Di banyak negara, public transport dikelola oleh negara. Makanya, pengaturannya pun mudah. Sopir di berikan gaji tetap tidak berdasar setoran. Hasilnya, mereka lebih tertib dan yang jelas ada kepastian waktu kapan ia harus berhenti di halte-halte. Sehingga, penumpung tinggal menyesuaikan kapan waktu-waktu bus akan membawanya ke tujuan.
Terkadang, saya pun mengaminkan betapa efektifnya kalau public transport dikelola oleh negara. Tapi, dengan kondisi yang sudah ‘kadung’ seperti ini, bisakah, hal itu diwujudkan. Kalau iya, bagaimana nasib para sopir dan para pengusaha angkutan? Bisa jadi, satu masalah terpecahkan sepuluh masalah muncul alias gugur satu tumbuh seribu. Termasuk, ide adanya busway di kota ini. Saya sendiri tetap berharap suatu saat kelak akan ada angkutan kota yang nyaman sehingga masyarakat tidak perlu mengalokasikan dana untuk membayar kredit mobil. Di satu sisi, kemacetan adalah indikator pertumbuhan ekonomi suatu kota, di sisi lain masalah kualitas hidup khususnya lingkungan dan sosial tentu menjadi permasalahan tersendiri.
Ide saya kali ini yang diinspirasi dari mantan kabid saya, bisa jadi aneh atau bahkan gila. Ya..sekedar membayangkan saja. Tidak dilarang kan? Atau anda juga akan mendukung saya?
Seperti yang saya bayangkan tadi. Pemerintah kota tidak perlu membuat sarana transportasi lain tapi mendayagunakan yang sudah ada. Caranya ya itu tadi. Menyulap pete-pete menjadi angkutan umum yang nyaman dan mendidik para sopir untuk berlalu lintas yang benar. Tentu saja, masyarakat pun perlu dididik untuk taat dan patuh dengan aturan kapan dan dimana ia harus ‘nyetop’ dan ‘berhenti’. Permasalahan yang mungkin timbul adalah masalah kemampuan pengusaha angkot untuk mempercantik pete-petenya. Apa mungkin mereka bersedia melakukannya? Apakah akan ada peningkatan penghasilan jika mereka melengkapi pete-pete dengan AC dan home theater? Mungkin tak ada sopir yang tertarik dengan ide saya. Ya karena cost-nya terlalu tinggi.

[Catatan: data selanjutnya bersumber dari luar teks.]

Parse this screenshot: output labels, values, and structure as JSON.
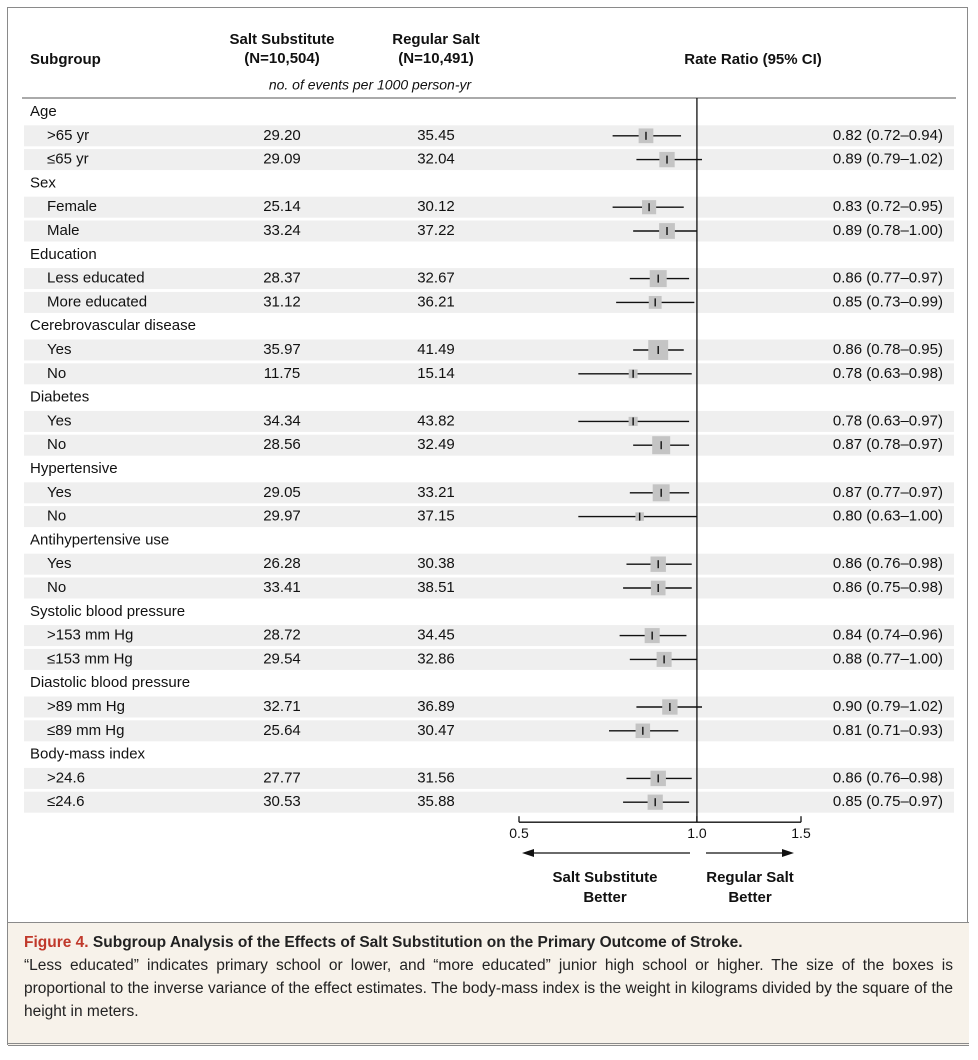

So, bagaimana solusinya? Pada dasarnya pemerintahlah yang bertanggunjawab untuk menyediakan public transport. Di masa lalu kita mengenal Bis Damri. Tapi sayang tak berumur lama. Mungkin karena kondisi bis yang tidak memungkinkan penumpang enggan naik. Hasilnya bisa ditebak, gulung tikar. Nah, bagaimana jika pemerintah memberikan subsidi atau apapun namanya yang pada intinya untuk meningkatkan kualitas layanan pete-pete? Dari pada memikirkan ongkos yang besar untuk membangun infrastruktur busway ataupun monorail mungkin anggaran untuk memberikan subsidi peningkatan kualitas pete-pete jauh lebih ekonomis. Hal lain yang juga bisa dilakukan untuk mendukung suksesnya impian saya ini tentu harus dilakukan pendidikan kepribadian para sopir. Setidaknya dari tertib berlalu lintas dan tata cara melayani penumpang. Nah, yang terakhir tentunya juga harus difikirkan bagaimana menciptakan sistem penerimaan pendapatan selain dengan setoran. Bisa saja pemerintah memberikan honor yang mendorong mereka untuk patuh pada lalu lintas. Di sisi lain, dalam pelaksanaannya harus ada pemantauan kinerja sopir yang ketat. Artinya, barang siapa yang melanggar harus dikenakan sanksi secara tegas.
Gimana? Masuk akal kah khayalan saya ini?